My man is a bit of a messy. Not filthy, rather blissfully cluttered and unaware.
I asked his parents prenuptually, as we searched for an empty spot to sit in his living room, if he’d always been like this.
“Yeah, pretty much,” said my future father-in-law. Then he looked at me, a glint in his eye, and said, “You know he’s not going to change.”
Without hesitation I said, “Neither am I.”
Smug in my neatness, I relayed this story to my husband all these years later.
“Oh, really?” he said. “That’s funny, because around that same time your brother pulled me aside and told me you’re a perfectionist.”
What? My brother knows I’m a perfectionist?
“Yeah, he said, ‘You know she’s going to want everything to be perfect.’ I think he wanted to prepare me and protect you,” said my husband.

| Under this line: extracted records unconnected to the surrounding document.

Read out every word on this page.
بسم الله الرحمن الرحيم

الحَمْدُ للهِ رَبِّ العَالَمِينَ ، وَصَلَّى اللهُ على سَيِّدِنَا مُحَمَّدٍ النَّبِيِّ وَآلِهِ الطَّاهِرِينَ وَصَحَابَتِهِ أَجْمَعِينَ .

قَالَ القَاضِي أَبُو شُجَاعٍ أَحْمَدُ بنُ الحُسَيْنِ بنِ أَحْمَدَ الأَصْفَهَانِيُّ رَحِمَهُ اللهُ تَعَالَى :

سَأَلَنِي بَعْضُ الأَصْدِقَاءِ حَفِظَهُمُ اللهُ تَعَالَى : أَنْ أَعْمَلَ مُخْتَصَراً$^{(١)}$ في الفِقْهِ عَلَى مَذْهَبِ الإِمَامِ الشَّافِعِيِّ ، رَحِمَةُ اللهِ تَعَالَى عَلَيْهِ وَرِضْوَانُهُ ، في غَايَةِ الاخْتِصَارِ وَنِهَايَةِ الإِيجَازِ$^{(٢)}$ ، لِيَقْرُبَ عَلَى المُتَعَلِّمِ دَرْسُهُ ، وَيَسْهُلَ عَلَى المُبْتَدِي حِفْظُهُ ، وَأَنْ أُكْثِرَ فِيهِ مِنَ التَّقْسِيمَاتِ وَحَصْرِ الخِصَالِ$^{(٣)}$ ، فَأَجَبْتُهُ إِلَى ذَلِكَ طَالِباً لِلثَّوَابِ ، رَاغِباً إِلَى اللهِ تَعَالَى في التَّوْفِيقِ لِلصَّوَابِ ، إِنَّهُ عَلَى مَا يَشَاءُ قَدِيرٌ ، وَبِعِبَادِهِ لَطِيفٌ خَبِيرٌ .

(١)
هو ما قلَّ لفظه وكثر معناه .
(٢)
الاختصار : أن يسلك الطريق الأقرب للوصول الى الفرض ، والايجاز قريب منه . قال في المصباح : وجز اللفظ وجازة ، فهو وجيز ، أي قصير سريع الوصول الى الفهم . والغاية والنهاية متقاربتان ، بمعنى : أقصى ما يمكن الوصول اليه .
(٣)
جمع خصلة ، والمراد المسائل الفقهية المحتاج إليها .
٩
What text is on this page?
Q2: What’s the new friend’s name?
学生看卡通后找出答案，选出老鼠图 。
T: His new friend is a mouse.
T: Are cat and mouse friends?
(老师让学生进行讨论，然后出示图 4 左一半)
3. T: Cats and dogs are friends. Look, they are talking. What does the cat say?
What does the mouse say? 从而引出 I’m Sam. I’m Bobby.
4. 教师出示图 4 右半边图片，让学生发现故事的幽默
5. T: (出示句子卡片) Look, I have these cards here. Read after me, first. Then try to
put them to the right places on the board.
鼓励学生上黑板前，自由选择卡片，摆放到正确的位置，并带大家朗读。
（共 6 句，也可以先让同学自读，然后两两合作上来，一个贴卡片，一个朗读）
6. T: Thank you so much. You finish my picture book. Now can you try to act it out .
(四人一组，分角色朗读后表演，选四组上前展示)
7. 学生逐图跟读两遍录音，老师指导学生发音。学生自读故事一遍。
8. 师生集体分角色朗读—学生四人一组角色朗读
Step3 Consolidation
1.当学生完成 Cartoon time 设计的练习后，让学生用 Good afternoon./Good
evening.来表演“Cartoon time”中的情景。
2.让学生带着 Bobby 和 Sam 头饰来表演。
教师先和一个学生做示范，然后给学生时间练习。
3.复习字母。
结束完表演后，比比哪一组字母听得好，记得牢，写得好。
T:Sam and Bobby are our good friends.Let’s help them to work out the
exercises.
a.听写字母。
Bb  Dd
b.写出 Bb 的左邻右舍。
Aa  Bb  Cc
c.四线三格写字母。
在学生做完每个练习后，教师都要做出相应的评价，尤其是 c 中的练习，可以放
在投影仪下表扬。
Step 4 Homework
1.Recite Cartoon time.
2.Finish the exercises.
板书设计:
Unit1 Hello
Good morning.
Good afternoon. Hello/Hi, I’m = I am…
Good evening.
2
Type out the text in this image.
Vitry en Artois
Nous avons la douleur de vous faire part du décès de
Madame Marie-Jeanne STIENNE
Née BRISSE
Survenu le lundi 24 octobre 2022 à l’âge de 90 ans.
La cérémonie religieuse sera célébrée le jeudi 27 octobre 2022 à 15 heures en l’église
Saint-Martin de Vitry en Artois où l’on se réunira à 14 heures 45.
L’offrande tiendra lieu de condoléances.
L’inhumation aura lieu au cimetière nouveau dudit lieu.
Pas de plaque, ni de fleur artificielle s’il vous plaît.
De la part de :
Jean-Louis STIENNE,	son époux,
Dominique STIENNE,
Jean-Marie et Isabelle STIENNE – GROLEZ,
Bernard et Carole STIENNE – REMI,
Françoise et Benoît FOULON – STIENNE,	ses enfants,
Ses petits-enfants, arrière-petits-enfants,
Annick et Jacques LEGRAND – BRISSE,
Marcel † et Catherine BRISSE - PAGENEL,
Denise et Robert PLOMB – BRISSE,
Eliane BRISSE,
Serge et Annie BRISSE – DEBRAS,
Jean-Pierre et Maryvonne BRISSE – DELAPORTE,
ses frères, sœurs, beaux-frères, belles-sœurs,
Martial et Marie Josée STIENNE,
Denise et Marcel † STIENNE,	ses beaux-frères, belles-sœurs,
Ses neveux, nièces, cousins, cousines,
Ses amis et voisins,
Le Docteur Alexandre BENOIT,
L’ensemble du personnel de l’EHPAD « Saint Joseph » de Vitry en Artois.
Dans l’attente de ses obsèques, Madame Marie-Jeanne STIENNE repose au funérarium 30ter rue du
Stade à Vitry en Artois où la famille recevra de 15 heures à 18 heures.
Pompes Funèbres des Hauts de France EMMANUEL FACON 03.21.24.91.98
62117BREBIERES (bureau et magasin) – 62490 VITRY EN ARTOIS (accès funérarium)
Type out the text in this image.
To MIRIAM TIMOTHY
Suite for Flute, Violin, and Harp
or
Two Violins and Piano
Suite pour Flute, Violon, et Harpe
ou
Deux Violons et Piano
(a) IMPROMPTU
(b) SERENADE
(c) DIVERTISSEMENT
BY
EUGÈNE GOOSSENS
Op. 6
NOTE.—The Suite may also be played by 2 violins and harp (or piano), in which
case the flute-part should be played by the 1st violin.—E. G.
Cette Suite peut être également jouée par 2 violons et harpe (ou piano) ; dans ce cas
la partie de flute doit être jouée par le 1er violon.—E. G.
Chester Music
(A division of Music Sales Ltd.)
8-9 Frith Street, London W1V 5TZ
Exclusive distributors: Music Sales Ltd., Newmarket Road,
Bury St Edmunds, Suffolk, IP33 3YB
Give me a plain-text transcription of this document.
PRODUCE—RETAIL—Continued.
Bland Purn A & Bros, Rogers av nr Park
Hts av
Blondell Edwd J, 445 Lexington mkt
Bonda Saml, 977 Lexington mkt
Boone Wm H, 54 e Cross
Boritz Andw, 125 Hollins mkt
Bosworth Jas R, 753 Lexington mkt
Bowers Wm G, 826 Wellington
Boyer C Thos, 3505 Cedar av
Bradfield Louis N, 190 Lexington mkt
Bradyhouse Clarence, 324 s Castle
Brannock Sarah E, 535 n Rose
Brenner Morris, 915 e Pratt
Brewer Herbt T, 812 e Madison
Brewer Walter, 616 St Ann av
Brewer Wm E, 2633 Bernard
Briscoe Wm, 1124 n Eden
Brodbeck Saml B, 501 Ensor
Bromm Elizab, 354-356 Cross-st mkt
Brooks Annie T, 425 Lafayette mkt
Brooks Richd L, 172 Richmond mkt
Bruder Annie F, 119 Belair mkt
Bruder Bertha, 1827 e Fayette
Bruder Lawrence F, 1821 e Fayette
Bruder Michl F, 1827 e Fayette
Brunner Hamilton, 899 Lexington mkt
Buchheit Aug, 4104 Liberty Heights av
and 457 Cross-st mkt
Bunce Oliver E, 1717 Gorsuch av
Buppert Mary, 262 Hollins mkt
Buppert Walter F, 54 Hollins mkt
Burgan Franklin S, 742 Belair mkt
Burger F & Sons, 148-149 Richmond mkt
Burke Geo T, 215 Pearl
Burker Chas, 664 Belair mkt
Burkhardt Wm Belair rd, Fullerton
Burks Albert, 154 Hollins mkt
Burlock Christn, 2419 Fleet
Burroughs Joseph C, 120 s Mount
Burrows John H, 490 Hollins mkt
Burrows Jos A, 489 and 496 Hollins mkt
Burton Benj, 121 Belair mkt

A perfectionist? My brother told my fiancé I’m a perfectionist? How did he know? Who told him?
Perfectionism is akin to chicken pox. And messiness. Can’t be hidden really. That’s its main imperfection.
I like to think my perfectionistic tendancies have mellowed with the years. Same way my husband likes to think his messiness has. I like to imagine my Myers-Briggs Super Feeler personality has no qualms with my Super Thinker husband. My J and his P can live together peacefully.
Seems truer though, our greatest strengths and weaknesses are two sides of the same coin.
The optimism that so attracts me to him drives me to the brink when it runs up against my realism. My emotion that so touches his heart often leaves him flailing alone in his logic.
How do we survive? Somehow we work it out. Temper one another. Genuinely like one another. Struggle and fight to love. Pick up day after day and maintain a disciplined loop, a quiet repeat of what works, a layering of commitment and time as circumstances spiral up and down.
Where I bring organization, he brings spontenaeity. Where I bring order, he brings fullness. Where I am prone to panic, he is even-keeled. Where he is tempted to inaction, I hold ground and press on.
Not sure how it works, messy and imperfect though it may be, but thank God by His grace it does.
Above all, love each other deeply, because love covers over a multitude of sins. 1 Peter 4:8 NIV
You Take Me the Way I Am by Ingrid Michaelson is one of the sweetest songs ever. Some people don’t like the video. Must be the clowns. Normally I don’t like clowns, but I do like this video. Reminds me of a certain married couple I know.
I’m also including a link to You Take Me the Way I Am by Ingrid Michaelson with a little Vanilla Ice on the front end. What a hoot! Keep watching until Michaelson sings. Her voice is très bien. And you know we’re rather fond of Ice Ice Baby around here.
Funny, we have a household of two perfectionists. The trouble is that two individuals rarely can agree on what “perfect” is. Enough other things are opposite and unique however that we make a balance. Bottom line is that no matter how much alike or opposite, relationships take work and that is where God has all the fun.
Amen, K, from one perfectionist saved by Grace to another.
So thankful for my wife’s talents as an organizer or else our move the week before Christmas would have cancelled the whole affair. Fortunately, true to form, we arrived, unpacked and the movers remarked upon leaving…this looks like a house on HGTV. I couldn’t have said it better myself. Merry Christmas and thank you Aimee!
Thank you, Jeff. Love you!
PS: HGTV may be pushing it. Give me another couple months though…
Love this post…obviously my pick. I think Don and I have mellowed with each others “issues” also but it still makes us shake our heads at times…plus the video of Ingrid Michaelson was icing on the cake…her voice is like butter!!!
I agree. Love Ingrid Michaelson. Her singing is so effortless. She makes it look easy. And oh, that voice. Thanks for participating, E!
I cannot believe that his messiness has subsided, not even in the least. I love this post, you two are indeed a great balance. It shows in Theo. And it’s a great reminder that it is often our differences that make us stronger as a family.
Not even a little bit better on the messiness :)?
Yes, our differences often make us stronger if we don’t kill each other first. That’s where the grace comes in, and we all need a whole lot of it.
I agree Lisa. I would be lost without them both. And now I do have occassional bursts of order in between long seasons of chaos.
What a terrific post Aimee! Different personality types working together make a better team.
Thanks, Janis. I agree, plus it’s never boring!